Réalisé par Rémi Lange. France. Comédie. 1h53 (Sortie le 28 août 2019). Avec Rémi Lange, Adriano Dafy, Magali Le Naour-Saby, Antoine Janot, Vassia Chavaroche, Karim Rollamallah, Kathy Le Naour-Saby et Jérôme-Ramses Garcia de la Torre.
Troisième volet de son journal filmé, après "Omelette" et "Les Yeux Brouillés", "L'Oeuf dure" de Rémi Lange n'est pas ce que certains appelleraient un "OVNI filmique". Au contraire, le cinéaste poursuit une œuvre libre, consciente et cohérente où il fait de film en film de l'autofiction un art à part entière.
Plus proche de Joseph Morder que d'Alain Cavalier, le travail de Rémi Lange, jamais bavard, jamais sentencieux, toujours jouissif dans ses obsessions comme dans ses digressions, est d'abord synonyme de plaisir pour le spectateur.
Même si l'on n'est ni gay ni vraiment gay friendly et qu'on se fout totalement de la PMA,de la GPA, acronymes dont on serait incapable de traduire chaque lettre en mot, on se sent tout de suite en empathie avec le héros-réalisateur.

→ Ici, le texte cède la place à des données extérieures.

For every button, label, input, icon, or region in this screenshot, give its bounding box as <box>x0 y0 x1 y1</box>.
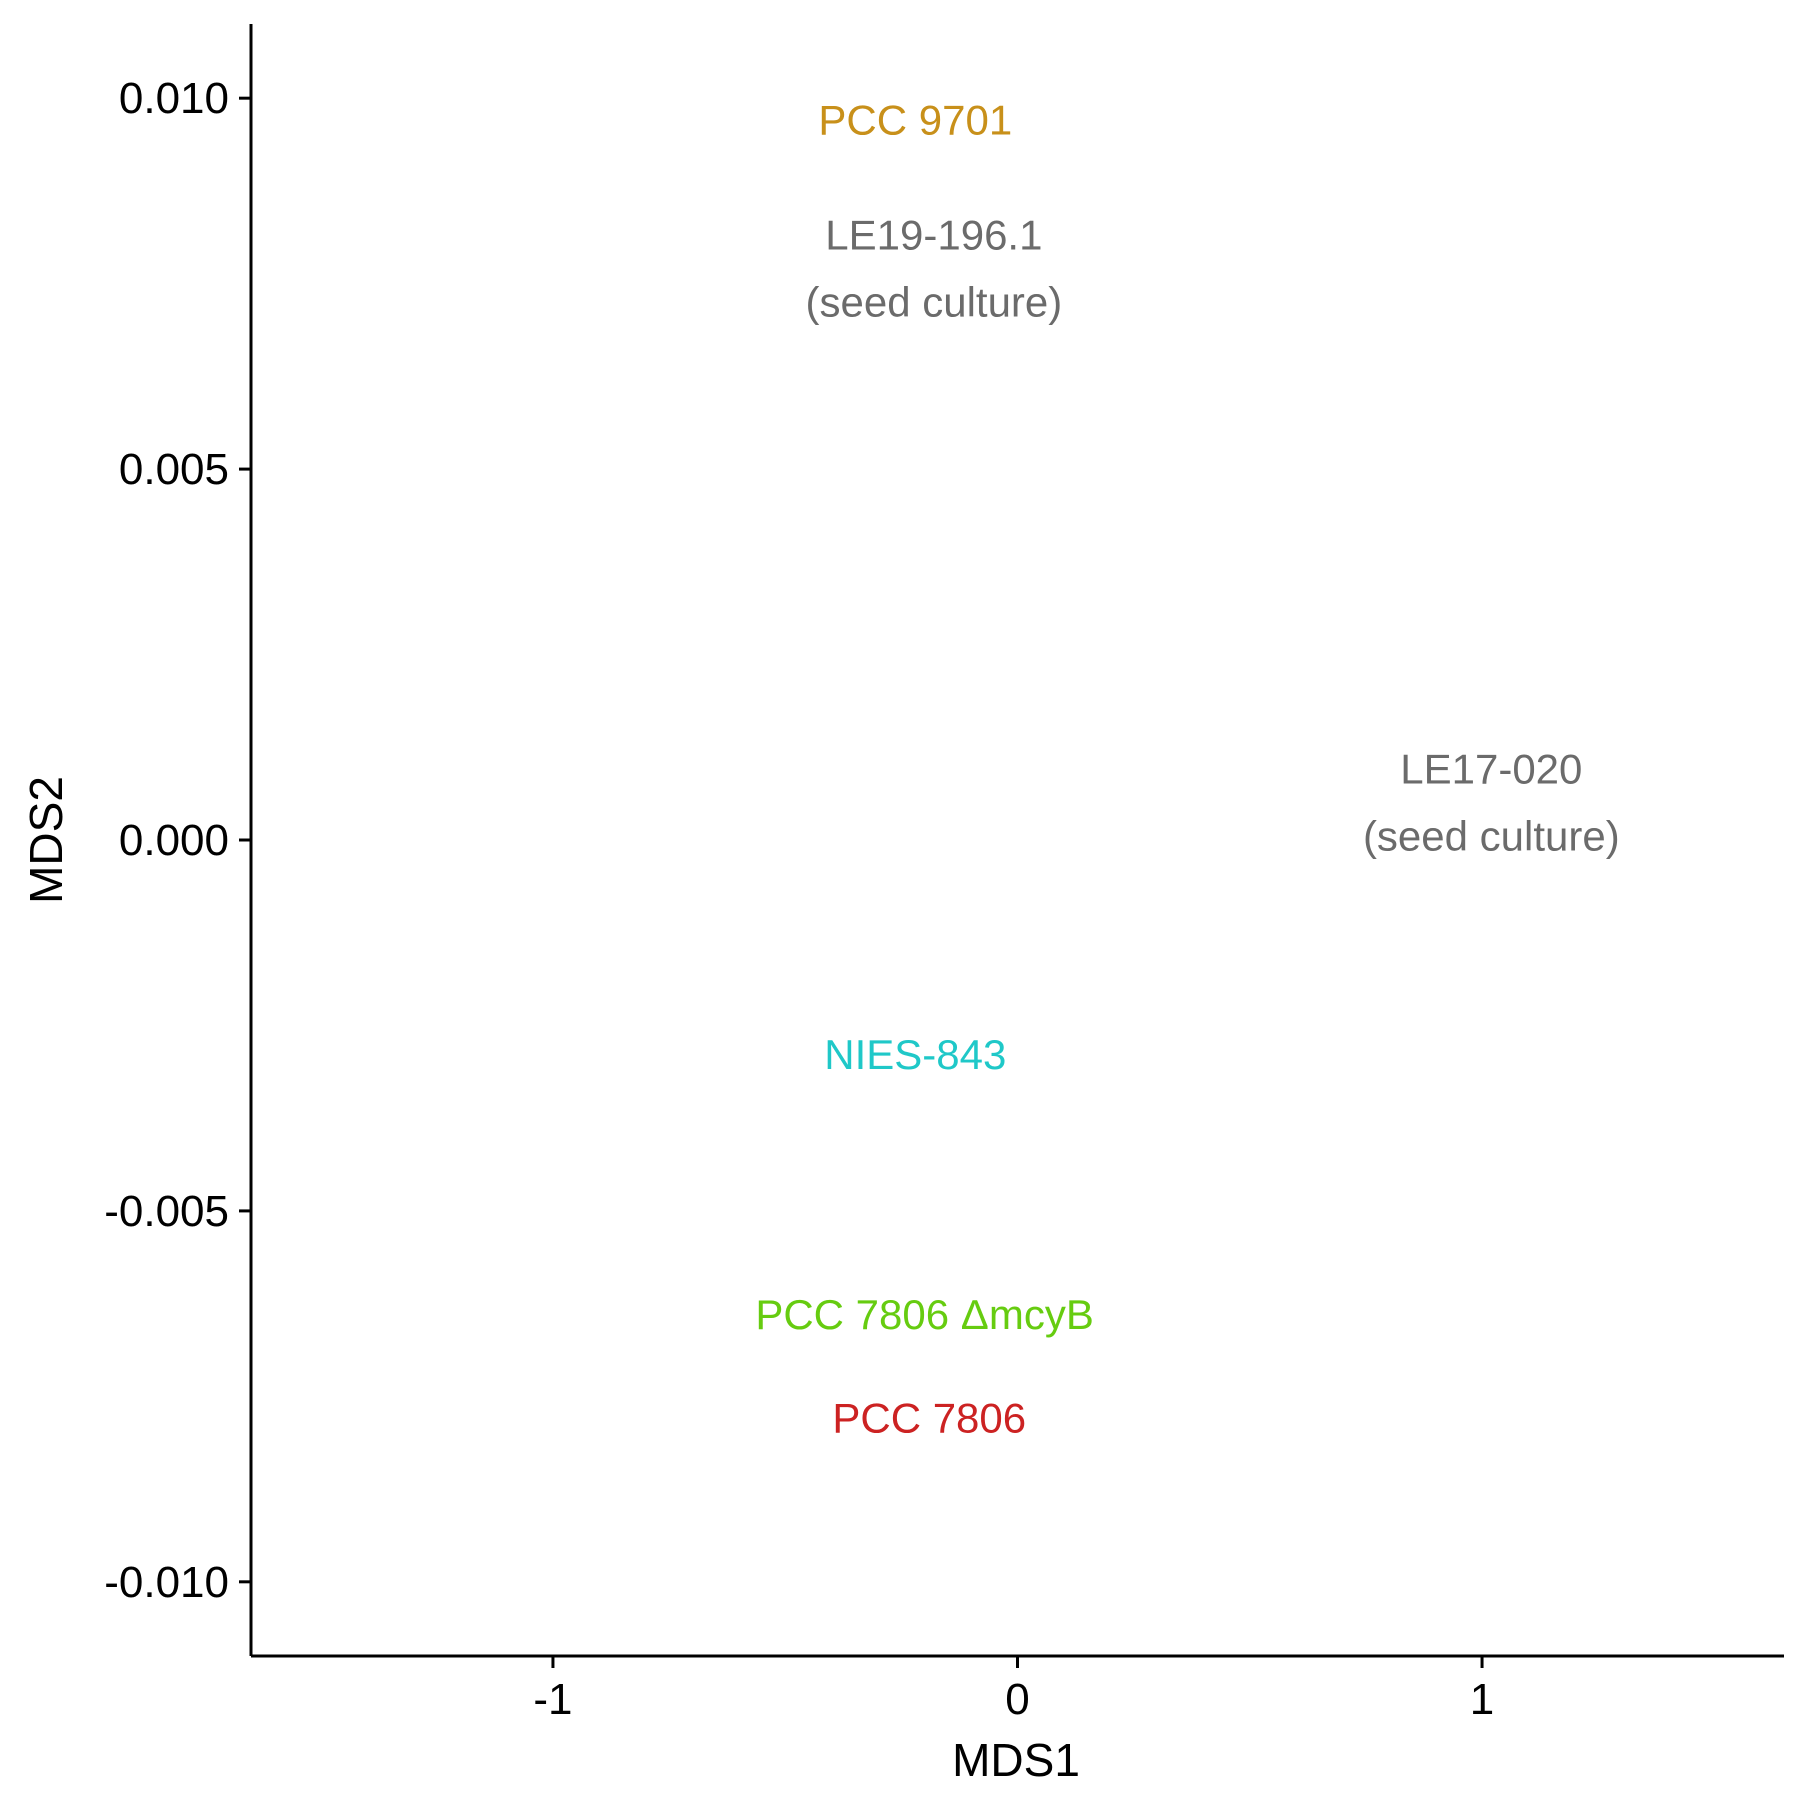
x-tick-label: 1 <box>1470 1675 1494 1724</box>
point-label-line: LE17-020 <box>1400 745 1582 792</box>
y-axis-title: MDS2 <box>20 776 72 904</box>
point-label: PCC 9701 <box>818 96 1012 143</box>
x-axis-title: MDS1 <box>952 1734 1080 1786</box>
y-tick-label: -0.010 <box>104 1558 229 1607</box>
x-tick-label: 0 <box>1005 1675 1029 1724</box>
point-label-line: NIES-843 <box>824 1031 1006 1078</box>
point-label: LE17-020 (seed culture) <box>1363 745 1620 859</box>
point-label: PCC 7806 <box>832 1395 1026 1442</box>
point-label-line: PCC 9701 <box>818 96 1012 143</box>
point-label-line: LE19-196.1 <box>825 211 1042 258</box>
point-label-line: PCC 7806 <box>832 1395 1026 1442</box>
y-tick-label: 0.005 <box>119 445 229 494</box>
x-axis-ticks: -1 0 1 <box>533 1656 1494 1724</box>
point-label-line: (seed culture) <box>805 278 1062 325</box>
point-label: PCC 7806 ΔmcyB <box>755 1291 1094 1338</box>
x-tick-label: -1 <box>533 1675 572 1724</box>
point-label-line: PCC 7806 ΔmcyB <box>755 1291 1094 1338</box>
y-axis-ticks: 0.010 0.005 0.000 -0.005 -0.010 <box>104 74 251 1607</box>
y-tick-label: 0.000 <box>119 816 229 865</box>
point-label: NIES-843 <box>824 1031 1006 1078</box>
y-tick-label: 0.010 <box>119 74 229 123</box>
y-tick-label: -0.005 <box>104 1187 229 1236</box>
point-label: LE19-196.1 (seed culture) <box>805 211 1062 325</box>
point-label-line: (seed culture) <box>1363 812 1620 859</box>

On lui pardonne toutes ses contradictions, comme quand il annonce qu'il va faire un film où on ne le verra pas... alors que, finalement, on le verra constamment sur l'écran. Tête rasée, ce pré-quinquagénaire arbore toujours un sourire, joue plutôt bien son propre rôle avec ses hauts et ses bas et parvient à une vérité qu'on ne lui contestera pas : "Je suis peut-être au fond de moi un grand comique".
Grand comique ? En tout cas, un grand espiègle qui trouve en Dino, Adriano Dafy, garçon d'une vingtaine d'années, un alter ego lui aussi très rigolo. Alors qu'il prépare un long métrage – une fiction classique avec Arielle Dombasle –, Rémi Lange auditionne des jeunes hommes pour un rôle important.
Surgit alors comme une évidence, Dino-Adriano, métis au physique logiquement de Daffy Duck qui va devenir son petit ami et bien plus : le moteur de "L'Oeuf dure".
C'est lui qui le convainc d'entrer dans la "modernité homosexuelle", de ne plus appartenir à la génération qui vit avec la peur du sida au ventre pour rejoindre la sienne, celle qui veut des enfants, et plutôt faits à l'ancienne, des "œufs frais de poule". Il faudra donc trouver la femme porteuse et lui faire un enfant.
Pour compliquer les choses, la candidate retenue est une actrice infirme moteur cérébral, Magali Naour-Saby, que l'on a vu dans "Indésirables" de Philippe Barassat. Un sacré bout de petite femme "libre et intrépide" comme elle le proclame.
Déterminée, les idées arrêtées et la langue bien pendue, elle entre dans le jeu avant tout pour jouer la comédie et c'est peu dire qu'elle est, nonobstant son handicap, une excellente actrice.
Enfermés dans une maison pour accomplir le grand dessein, Rémi et Magali, vont surtout beaucoup discuter et raisonner sur leurs mutuelles conditions.
Placé sous l'égide de "L'art d'aimer" d'Ovide, ce journal filmé est l'occasion de rebattre les cartes de la question amoureuse et de proposer au spectateur complice des pistes pour lui aussi se questionner.
Film qui ne cesse de se faire en se défaisant, "L'Oeuf dure" de Rémi Lange est une œuvre plein d'amour et d'humour. Jamais dans la caricature, toujours léger, il mérite une attention particulière d'autant plus qu'on se sent bien dans ce cinéma sans concessions.
L'auteur de "Le Chanteur" attend les fonds nécessaires pour revenir à la fiction proprement. On lui souhaite d'y parvenir rapidement... mais sans pour cela abandonner ce "journal filmé" fourmillant de pensées brillantes et de petites intentions touchantes.